I visited a friend on Friday. We hadn’t seen each other since high school, essentially, but we kept in touch on and off via Facebook. Recently, I asked if anyone knew of a good Chinese tutor, and she volunteered herself. I happened to be in the area, so we met up the next day.
She had a newborn baby girl, three months old, and while we caught up, I found myself unable to take myself seriously. I rattled off what had happened since high school, all my ups and downs and career changes, and my current projects. But I realized something then; I could become a millionaire, I could change the world, or I could become the president of the United States of America, but none of that would have the gravity of bringing a new life into the world.
It put my life into a different perspective. I felt like I was a child, myself, playing with toys and make believe. I am, for better or for worse, largely free of responsibilities. And any responsibilities I have, or might take on, are still nowhere near as important as the responsibilities a mother takes on with her child.
We talked a bit about women feeling more pushed to have children young, and about how her parents’ generation were all forced to have children at a later age due to China’s Cultural Revolution.
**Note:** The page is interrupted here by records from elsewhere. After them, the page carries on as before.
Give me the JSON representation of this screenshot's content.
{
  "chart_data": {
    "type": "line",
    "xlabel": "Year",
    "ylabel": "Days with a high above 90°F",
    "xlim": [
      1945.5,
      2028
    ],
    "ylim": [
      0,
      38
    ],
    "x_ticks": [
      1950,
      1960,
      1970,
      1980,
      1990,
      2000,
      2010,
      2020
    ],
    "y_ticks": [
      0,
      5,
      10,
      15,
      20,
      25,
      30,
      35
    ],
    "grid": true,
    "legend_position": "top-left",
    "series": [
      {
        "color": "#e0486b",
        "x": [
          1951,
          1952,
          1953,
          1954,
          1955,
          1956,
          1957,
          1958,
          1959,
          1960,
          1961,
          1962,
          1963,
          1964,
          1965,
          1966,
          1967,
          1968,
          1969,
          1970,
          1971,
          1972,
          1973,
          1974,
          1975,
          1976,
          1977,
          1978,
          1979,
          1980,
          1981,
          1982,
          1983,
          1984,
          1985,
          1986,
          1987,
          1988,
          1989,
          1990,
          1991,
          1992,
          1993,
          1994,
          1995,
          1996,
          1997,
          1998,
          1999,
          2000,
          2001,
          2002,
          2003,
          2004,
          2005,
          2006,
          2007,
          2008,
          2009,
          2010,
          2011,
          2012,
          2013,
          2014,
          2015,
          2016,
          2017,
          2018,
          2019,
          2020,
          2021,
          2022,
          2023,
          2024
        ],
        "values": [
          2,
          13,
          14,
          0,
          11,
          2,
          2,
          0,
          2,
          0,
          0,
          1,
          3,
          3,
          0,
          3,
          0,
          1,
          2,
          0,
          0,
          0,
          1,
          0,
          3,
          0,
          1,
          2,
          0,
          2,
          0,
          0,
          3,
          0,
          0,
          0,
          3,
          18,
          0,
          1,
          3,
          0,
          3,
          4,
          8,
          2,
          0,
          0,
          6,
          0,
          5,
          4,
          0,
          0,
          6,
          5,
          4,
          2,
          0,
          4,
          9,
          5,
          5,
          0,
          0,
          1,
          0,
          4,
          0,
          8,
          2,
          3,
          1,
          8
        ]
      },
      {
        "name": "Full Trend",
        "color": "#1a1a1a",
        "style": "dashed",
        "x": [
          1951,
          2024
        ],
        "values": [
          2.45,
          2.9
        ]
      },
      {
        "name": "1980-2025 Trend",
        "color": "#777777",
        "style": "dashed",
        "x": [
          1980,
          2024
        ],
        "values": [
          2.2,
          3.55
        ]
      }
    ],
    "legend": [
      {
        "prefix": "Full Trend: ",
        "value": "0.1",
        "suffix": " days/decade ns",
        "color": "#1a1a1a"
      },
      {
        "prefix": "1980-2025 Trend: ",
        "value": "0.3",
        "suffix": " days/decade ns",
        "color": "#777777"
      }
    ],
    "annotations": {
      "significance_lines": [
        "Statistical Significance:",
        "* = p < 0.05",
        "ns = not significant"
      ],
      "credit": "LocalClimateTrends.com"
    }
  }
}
And then she repeated something I’ve heard time and time again – that she had asked around and she had gotten the same advice: have more kids and have them younger. My mother had gone through a similar process and gotten the same advice a generation ago.
I think I understand the “biological clock” a little better. With a responsibility like that…
It also made me reflect on my own values. My dad has said again and again through the decades that he always put family first. It’s something I don’t take lightly – I will have a family someday, and I will put them first. I may have dreams and ambitions, but they will take a backseat if need be. “We” will always be more important than “me.” This is a fact of humanity. None of us would make it alone.
It did make me wonder if it is a business advantage to be able to put family second, though. I don’t think I would ever want to prioritize something over family, but at the same time, I wonder if that’s the reason for the personal problems in so many high profile people’s lives, or, conversely, the reason for their success in business. Elon Musk is said to have asked something like, “How much time is reasonable to spend on family? Ten hours a week?” and Marissa Meyer is able to maintain her productivity by offloading care to hired help. I doubt she is spending much time with her child. Which came first, the chicken or the egg?